Notre embarcation toucha enfin le bord et descendit dans l'eau, retenue près du navire par des câbles; mais elle tourna soudain et pencha tellement de côté que pas un de nous ne fut assez hardi pour y descendre.
Je me désespérais, quand il me vint à l'esprit que le lest seul manquait; je me hâtai de jeter au fond des cuves tous les objets pesants que le hasard plaça sous ma main, et, peu à peu, en effet, le bateau se redressa et se maintint en équilibre. Mes fils alors poussèrent des cris de joie, et se disputèrent à qui descendrait le premier. Craignant que leurs mouvements ne vinssent à déplacer le lest qui maintenait le radeau, je voulus y suppléer en établissant aux deux extrémités un balancier pareil à celui que je me souvenais d'avoir vu employer par quelques peuplades sauvages; je choisis à cet effet deux morceaux de vergue assez longs; je les fixai par une cheville de bois, l'un à l'avant, l'autre à l'arrière du bateau, et aux deux extrémités j'attachai deux tonnes vides qui devaient naturellement se faire contre-poids.

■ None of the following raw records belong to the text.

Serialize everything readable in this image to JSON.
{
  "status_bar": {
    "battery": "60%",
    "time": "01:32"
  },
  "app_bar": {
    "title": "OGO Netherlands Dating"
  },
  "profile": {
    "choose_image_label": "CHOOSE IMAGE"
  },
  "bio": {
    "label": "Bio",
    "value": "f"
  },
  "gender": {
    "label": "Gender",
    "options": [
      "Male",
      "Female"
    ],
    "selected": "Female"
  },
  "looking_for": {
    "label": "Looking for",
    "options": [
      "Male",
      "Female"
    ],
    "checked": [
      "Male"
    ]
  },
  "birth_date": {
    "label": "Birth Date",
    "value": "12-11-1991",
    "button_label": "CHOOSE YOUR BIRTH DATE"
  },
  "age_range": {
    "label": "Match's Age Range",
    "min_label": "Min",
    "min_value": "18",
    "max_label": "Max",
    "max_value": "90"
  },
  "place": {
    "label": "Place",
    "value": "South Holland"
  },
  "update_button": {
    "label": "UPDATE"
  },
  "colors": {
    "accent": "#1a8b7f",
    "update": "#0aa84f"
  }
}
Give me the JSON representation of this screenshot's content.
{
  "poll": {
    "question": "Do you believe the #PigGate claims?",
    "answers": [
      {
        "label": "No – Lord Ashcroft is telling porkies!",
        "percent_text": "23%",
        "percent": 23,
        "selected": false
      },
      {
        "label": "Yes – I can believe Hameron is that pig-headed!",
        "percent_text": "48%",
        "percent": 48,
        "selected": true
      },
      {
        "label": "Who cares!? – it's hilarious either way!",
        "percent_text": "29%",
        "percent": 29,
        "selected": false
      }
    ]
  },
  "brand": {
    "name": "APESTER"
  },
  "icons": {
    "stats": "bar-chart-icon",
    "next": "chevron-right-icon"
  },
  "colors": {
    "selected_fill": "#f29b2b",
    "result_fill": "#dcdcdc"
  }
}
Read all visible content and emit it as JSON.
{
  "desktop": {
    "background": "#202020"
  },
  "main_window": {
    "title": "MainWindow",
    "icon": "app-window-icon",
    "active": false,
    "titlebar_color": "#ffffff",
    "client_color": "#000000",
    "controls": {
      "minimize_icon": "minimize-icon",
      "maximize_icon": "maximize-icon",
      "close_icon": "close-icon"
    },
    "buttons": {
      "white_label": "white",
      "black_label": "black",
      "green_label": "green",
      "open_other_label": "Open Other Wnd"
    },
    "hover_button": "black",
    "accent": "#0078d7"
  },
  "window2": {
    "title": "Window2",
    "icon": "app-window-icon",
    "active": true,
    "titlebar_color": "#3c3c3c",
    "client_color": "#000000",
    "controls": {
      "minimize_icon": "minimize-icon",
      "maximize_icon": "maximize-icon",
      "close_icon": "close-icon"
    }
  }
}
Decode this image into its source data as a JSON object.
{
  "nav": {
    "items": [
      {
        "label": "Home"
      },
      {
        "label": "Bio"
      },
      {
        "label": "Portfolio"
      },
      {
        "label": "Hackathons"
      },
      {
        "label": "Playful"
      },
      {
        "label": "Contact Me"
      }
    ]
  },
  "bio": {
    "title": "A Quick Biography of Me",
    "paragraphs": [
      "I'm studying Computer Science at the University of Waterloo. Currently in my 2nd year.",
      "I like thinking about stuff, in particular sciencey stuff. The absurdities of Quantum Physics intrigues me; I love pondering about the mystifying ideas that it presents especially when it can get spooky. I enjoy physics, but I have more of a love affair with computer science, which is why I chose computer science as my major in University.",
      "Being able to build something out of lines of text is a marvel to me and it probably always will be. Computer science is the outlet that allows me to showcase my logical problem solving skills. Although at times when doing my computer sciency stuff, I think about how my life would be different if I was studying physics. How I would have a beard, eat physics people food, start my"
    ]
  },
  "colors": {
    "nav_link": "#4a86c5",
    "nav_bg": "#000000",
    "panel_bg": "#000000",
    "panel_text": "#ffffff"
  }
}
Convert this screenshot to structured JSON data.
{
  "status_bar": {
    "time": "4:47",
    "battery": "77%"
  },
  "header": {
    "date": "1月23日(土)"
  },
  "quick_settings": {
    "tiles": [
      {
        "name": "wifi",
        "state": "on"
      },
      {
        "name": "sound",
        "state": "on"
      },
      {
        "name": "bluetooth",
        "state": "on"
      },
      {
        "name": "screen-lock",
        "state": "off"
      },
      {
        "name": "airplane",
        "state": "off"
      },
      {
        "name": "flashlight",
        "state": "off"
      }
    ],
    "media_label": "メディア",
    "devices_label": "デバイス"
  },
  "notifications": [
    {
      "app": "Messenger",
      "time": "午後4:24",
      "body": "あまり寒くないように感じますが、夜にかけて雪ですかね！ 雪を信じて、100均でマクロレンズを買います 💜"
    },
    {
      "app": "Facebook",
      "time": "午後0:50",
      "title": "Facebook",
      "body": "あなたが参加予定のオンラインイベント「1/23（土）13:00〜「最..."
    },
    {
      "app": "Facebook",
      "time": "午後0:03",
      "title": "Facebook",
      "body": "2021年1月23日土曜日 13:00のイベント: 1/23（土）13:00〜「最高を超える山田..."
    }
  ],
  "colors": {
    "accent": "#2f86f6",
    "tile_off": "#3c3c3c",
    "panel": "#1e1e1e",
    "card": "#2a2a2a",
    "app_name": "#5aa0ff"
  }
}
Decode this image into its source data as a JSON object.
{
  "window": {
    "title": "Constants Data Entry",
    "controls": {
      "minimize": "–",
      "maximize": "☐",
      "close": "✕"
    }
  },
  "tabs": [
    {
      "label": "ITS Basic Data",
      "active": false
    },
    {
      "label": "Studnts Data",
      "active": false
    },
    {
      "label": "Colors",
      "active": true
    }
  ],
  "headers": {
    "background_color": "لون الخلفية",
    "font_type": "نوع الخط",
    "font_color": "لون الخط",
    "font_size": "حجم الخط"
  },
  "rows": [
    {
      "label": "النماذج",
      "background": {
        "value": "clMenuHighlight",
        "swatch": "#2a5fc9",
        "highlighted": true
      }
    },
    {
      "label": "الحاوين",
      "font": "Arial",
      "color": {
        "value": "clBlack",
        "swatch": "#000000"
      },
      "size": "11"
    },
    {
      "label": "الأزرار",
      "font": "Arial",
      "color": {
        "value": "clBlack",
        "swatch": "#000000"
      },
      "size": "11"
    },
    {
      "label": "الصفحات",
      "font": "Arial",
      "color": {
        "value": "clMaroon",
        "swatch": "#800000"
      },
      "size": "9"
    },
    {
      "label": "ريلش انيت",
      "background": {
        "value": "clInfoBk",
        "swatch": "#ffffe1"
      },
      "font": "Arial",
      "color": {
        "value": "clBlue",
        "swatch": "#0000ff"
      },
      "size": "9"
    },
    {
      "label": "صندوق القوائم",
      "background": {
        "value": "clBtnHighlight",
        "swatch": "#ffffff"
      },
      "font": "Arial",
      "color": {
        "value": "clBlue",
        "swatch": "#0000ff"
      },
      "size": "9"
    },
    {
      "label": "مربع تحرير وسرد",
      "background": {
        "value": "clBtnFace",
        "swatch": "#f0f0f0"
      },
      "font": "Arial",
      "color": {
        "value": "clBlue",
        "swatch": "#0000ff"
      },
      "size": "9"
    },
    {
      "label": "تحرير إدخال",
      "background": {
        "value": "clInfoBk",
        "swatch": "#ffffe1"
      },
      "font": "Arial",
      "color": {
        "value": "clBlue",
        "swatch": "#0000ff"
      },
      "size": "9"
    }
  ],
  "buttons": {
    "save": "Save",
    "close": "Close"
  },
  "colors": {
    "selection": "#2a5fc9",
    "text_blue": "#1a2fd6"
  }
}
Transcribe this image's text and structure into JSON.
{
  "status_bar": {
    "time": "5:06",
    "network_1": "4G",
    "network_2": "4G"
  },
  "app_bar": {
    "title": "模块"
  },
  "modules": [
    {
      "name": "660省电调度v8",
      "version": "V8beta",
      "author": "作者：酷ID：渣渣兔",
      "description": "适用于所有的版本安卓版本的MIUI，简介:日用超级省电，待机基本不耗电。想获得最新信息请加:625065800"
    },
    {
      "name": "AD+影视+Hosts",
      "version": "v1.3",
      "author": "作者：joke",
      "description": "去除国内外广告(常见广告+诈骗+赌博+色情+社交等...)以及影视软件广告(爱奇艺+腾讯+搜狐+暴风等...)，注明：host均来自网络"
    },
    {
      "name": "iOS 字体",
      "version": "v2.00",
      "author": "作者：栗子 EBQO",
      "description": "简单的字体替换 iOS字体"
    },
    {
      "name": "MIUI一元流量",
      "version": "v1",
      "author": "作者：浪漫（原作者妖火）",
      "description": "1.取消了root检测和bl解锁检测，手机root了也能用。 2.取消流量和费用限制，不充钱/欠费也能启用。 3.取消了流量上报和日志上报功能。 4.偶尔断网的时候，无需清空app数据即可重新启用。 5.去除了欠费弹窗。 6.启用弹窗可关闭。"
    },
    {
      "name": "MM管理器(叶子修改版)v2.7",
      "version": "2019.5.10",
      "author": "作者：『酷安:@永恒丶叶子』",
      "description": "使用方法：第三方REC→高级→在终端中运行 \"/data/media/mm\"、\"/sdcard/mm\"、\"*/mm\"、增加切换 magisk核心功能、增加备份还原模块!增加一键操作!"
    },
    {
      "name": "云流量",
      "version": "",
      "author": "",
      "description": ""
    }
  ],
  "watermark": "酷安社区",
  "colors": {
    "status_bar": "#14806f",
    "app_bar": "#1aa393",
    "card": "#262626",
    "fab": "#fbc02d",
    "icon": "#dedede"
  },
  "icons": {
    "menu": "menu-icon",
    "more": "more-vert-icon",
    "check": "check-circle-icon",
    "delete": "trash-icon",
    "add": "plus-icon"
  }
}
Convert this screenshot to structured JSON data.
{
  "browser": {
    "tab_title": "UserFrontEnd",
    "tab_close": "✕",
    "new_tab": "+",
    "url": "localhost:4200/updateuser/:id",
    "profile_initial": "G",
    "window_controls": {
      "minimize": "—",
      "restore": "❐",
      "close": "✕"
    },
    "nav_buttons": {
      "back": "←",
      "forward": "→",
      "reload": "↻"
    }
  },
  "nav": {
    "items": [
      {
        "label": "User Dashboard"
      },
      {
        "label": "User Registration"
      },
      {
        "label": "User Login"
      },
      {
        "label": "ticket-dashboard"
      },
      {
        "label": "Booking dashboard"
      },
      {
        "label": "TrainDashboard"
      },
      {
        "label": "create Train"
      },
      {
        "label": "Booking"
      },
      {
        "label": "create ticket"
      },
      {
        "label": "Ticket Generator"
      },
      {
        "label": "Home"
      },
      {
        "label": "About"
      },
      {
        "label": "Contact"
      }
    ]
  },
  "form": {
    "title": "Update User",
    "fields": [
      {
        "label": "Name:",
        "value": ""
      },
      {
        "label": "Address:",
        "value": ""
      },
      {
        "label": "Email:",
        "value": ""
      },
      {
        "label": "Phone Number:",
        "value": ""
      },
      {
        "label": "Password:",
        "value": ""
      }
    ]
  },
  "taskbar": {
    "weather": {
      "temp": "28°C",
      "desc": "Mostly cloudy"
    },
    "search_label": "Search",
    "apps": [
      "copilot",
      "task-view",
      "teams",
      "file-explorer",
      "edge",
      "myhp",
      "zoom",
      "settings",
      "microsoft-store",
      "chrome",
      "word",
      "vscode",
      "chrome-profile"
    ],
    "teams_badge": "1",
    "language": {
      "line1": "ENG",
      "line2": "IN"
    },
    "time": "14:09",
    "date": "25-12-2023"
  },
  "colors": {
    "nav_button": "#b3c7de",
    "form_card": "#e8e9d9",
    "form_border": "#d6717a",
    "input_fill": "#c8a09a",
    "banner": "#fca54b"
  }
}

Il ne restait plus qu'à sortir des débris et à rendre le passage libre. Des coups de hache donnés à propos à droite et à gauche eurent bientôt fait l'affaire. Mais le jour s'était écoulé au milieu de nos travaux, et il était maintenant impossible de pouvoir gagner la terre avant la nuit. Nous résolûmes donc de rester encore jusqu'au lendemain sur le navire, et nous nous mîmes à table avec d'autant plus de plaisir, qu'occupés de notre important travail, nous avions à peine pris dans toute la journée un verre de vin et un morceau de biscuit. Avant de nous livrer au sommeil, je recommandai à mes enfants de s'attacher leurs corsets natatoires, pour le cas où le navire viendrait à sombrer, et je conseillai à ma femme de prendre les mêmes précautions. Nous goûtâmes ensuite un repos bien mérité par le travail de la journée.